Class RequestedUrlRedirectInvalidSessionStrategy

java.lang.Object

org.springframework.security.web.session.RequestedUrlRedirectInvalidSessionStrategy

All Implemented Interfaces:

InvalidSessionStrategy

public final class RequestedUrlRedirectInvalidSessionStrategy
extends Object
implements InvalidSessionStrategy

Performs a redirect to the original request URL when an invalid requested session is detected by the SessionManagementFilter.

Constructor Summary

Constructors

Constructor	Description
RequestedUrlRedirectInvalidSessionStrategy()

Method Summary

Modifier and Type	Method	Description
void	onInvalidSessionDetected(jakarta.servlet.http.HttpServletRequest request, jakarta.servlet.http.HttpServletResponse response)
void	setCreateNewSession(boolean createNewSession)	Determines whether a new session should be created before redirecting (to avoid possible looping issues where the same session ID is sent with the redirected request).

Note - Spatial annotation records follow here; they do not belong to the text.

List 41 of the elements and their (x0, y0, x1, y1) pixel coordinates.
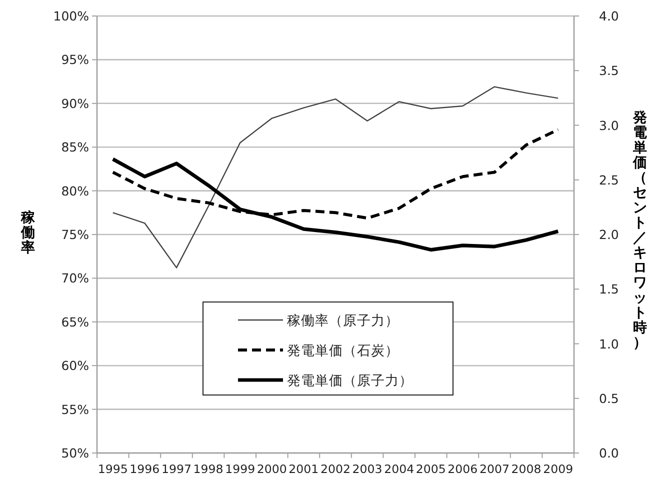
y2-axis-title: 発電単価（セント／キロワット時） (633, 110, 647, 351)
y-tick-label: 65% (61, 314, 90, 330)
x-tick-label: 2008 (511, 462, 542, 476)
legend-label: 発電単価（石炭） (287, 343, 399, 359)
y-tick-label: 55% (61, 402, 90, 417)
y2-tick-label: 2.5 (599, 172, 619, 188)
y2-tick-label: 3.0 (599, 118, 619, 133)
y-tick-label: 100% (53, 8, 90, 24)
x-tick-label: 1997 (162, 462, 192, 476)
y2-tick-label: 0.0 (599, 446, 619, 460)
y-tick-label: 70% (61, 270, 90, 286)
x-tick-label: 1995 (98, 462, 128, 476)
y2-tick-label: 3.5 (599, 63, 619, 78)
y2-tick-label: 1.5 (599, 282, 619, 297)
y2-tick-label: 0.5 (599, 390, 619, 406)
legend-label: 稼働率（原子力） (287, 313, 399, 329)
x-tick-label: 1999 (225, 462, 256, 476)
x-tick-label: 1998 (193, 462, 224, 476)
x-tick-label: 2009 (543, 462, 574, 476)
y2-tick-label: 2.0 (599, 227, 619, 242)
line-series (112, 86, 559, 268)
y-tick-label: 95% (61, 52, 90, 68)
y-tick-label: 50% (61, 446, 90, 460)
x-tick-label: 2000 (256, 462, 287, 476)
y-axis-title: 稼働率 (21, 210, 35, 256)
x-tick-label: 2006 (448, 462, 478, 476)
y2-tick-label: 1.0 (599, 336, 619, 352)
x-tick-label: 2003 (352, 462, 382, 476)
y-tick-label: 60% (61, 358, 90, 374)
y-tick-label: 85% (61, 140, 90, 155)
y-tick-label: 75% (61, 227, 90, 242)
y2-tick-label: 4.0 (599, 8, 619, 24)
x-tick-label: 2007 (480, 462, 510, 476)
x-tick-label: 2001 (288, 462, 319, 476)
x-tick-label: 2005 (416, 462, 446, 476)
x-tick-label: 2004 (384, 462, 414, 476)
legend-label: 発電単価（原子力） (287, 373, 413, 389)
x-tick-label: 1996 (130, 462, 160, 476)
y-tick-label: 80% (61, 183, 90, 198)
x-tick-label: 2002 (320, 462, 350, 476)
y-tick-label: 90% (61, 96, 90, 111)
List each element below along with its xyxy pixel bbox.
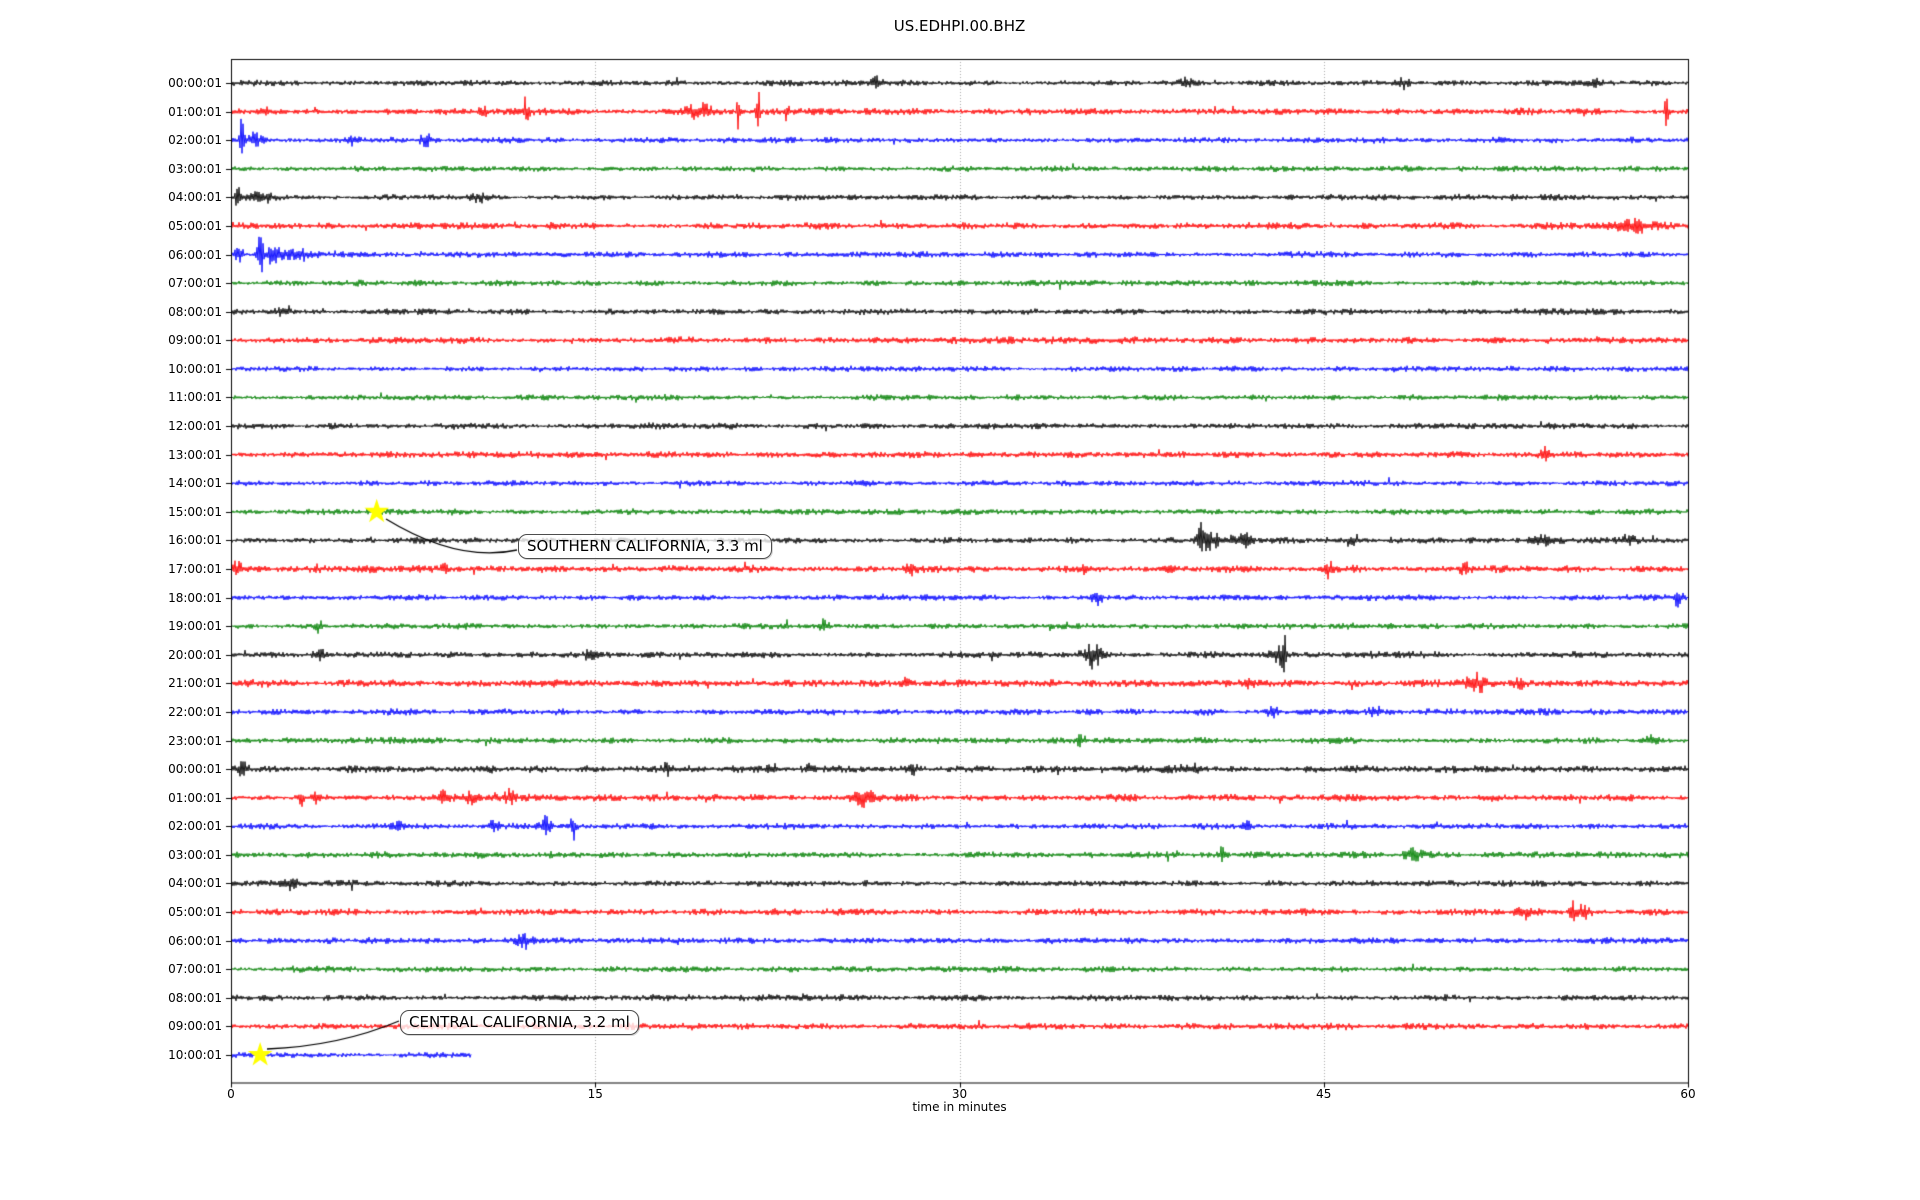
trace-start-time-label: 01:00:01 <box>168 790 222 805</box>
trace-start-time-label: 05:00:01 <box>168 905 222 920</box>
trace-start-time-label: 07:00:01 <box>168 276 222 291</box>
trace-start-time-label: 12:00:01 <box>168 419 222 434</box>
chart-title: US.EDHPI.00.BHZ <box>893 17 1026 35</box>
trace-start-time-label: 02:00:01 <box>168 133 222 148</box>
trace-start-time-label: 01:00:01 <box>168 104 222 119</box>
x-tick-label: 60 <box>1680 1087 1696 1101</box>
event-annotation-label: CENTRAL CALIFORNIA, 3.2 ml <box>400 1010 639 1035</box>
trace-start-time-label: 06:00:01 <box>168 933 222 948</box>
trace-start-time-label: 03:00:01 <box>168 161 222 176</box>
trace-start-time-label: 04:00:01 <box>168 190 222 205</box>
trace-start-time-label: 08:00:01 <box>168 990 222 1005</box>
trace-start-time-label: 06:00:01 <box>168 247 222 262</box>
trace-start-time-label: 04:00:01 <box>168 876 222 891</box>
trace-start-time-label: 11:00:01 <box>168 390 222 405</box>
x-tick-label: 0 <box>227 1087 235 1101</box>
trace-start-time-label: 10:00:01 <box>168 361 222 376</box>
event-annotation-label: SOUTHERN CALIFORNIA, 3.3 ml <box>518 534 772 559</box>
trace-start-time-label: 17:00:01 <box>168 561 222 576</box>
x-tick-label: 30 <box>951 1087 968 1101</box>
trace-start-time-label: 09:00:01 <box>168 333 222 348</box>
trace-start-time-label: 07:00:01 <box>168 962 222 977</box>
trace-start-time-label: 20:00:01 <box>168 647 222 662</box>
trace-start-time-label: 05:00:01 <box>168 218 222 233</box>
trace-start-time-label: 22:00:01 <box>168 704 222 719</box>
x-tick-label: 15 <box>587 1087 603 1101</box>
trace-start-time-label: 16:00:01 <box>168 533 222 548</box>
x-axis-label: time in minutes <box>912 1100 1007 1114</box>
trace-start-time-label: 18:00:01 <box>168 590 222 605</box>
trace-start-time-label: 21:00:01 <box>168 676 222 691</box>
trace-start-time-label: 19:00:01 <box>168 619 222 634</box>
trace-start-time-label: 02:00:01 <box>168 819 222 834</box>
trace-start-time-label: 09:00:01 <box>168 1019 222 1034</box>
trace-start-time-label: 08:00:01 <box>168 304 222 319</box>
trace-start-time-label: 15:00:01 <box>168 504 222 519</box>
x-tick-label: 45 <box>1316 1087 1332 1101</box>
trace-start-time-label: 23:00:01 <box>168 733 222 748</box>
trace-start-time-label: 14:00:01 <box>168 476 222 491</box>
trace-start-time-label: 10:00:01 <box>168 1047 222 1062</box>
trace-start-time-label: 03:00:01 <box>168 847 222 862</box>
trace-start-time-label: 00:00:01 <box>168 76 222 90</box>
trace-start-time-label: 13:00:01 <box>168 447 222 462</box>
trace-start-time-label: 00:00:01 <box>168 762 222 777</box>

Methods inherited from class java.lang.Object

clone, equals, finalize, getClass, hashCode, notify, notifyAll, toString, wait, wait, wait

Constructor Details

RequestedUrlRedirectInvalidSessionStrategy

public RequestedUrlRedirectInvalidSessionStrategy()

Method Details

onInvalidSessionDetected

public void onInvalidSessionDetected(jakarta.servlet.http.HttpServletRequest request,
 jakarta.servlet.http.HttpServletResponse response)
                              throws IOException

Specified by:

onInvalidSessionDetected in interface InvalidSessionStrategy

Throws:

IOException

setCreateNewSession

public void setCreateNewSession(boolean createNewSession)

Determines whether a new session should be created before redirecting (to avoid possible looping issues where the same session ID is sent with the redirected request). Alternatively, ensure that the configured URL does not pass through the SessionManagementFilter.

Parameters:

createNewSession - defaults to true.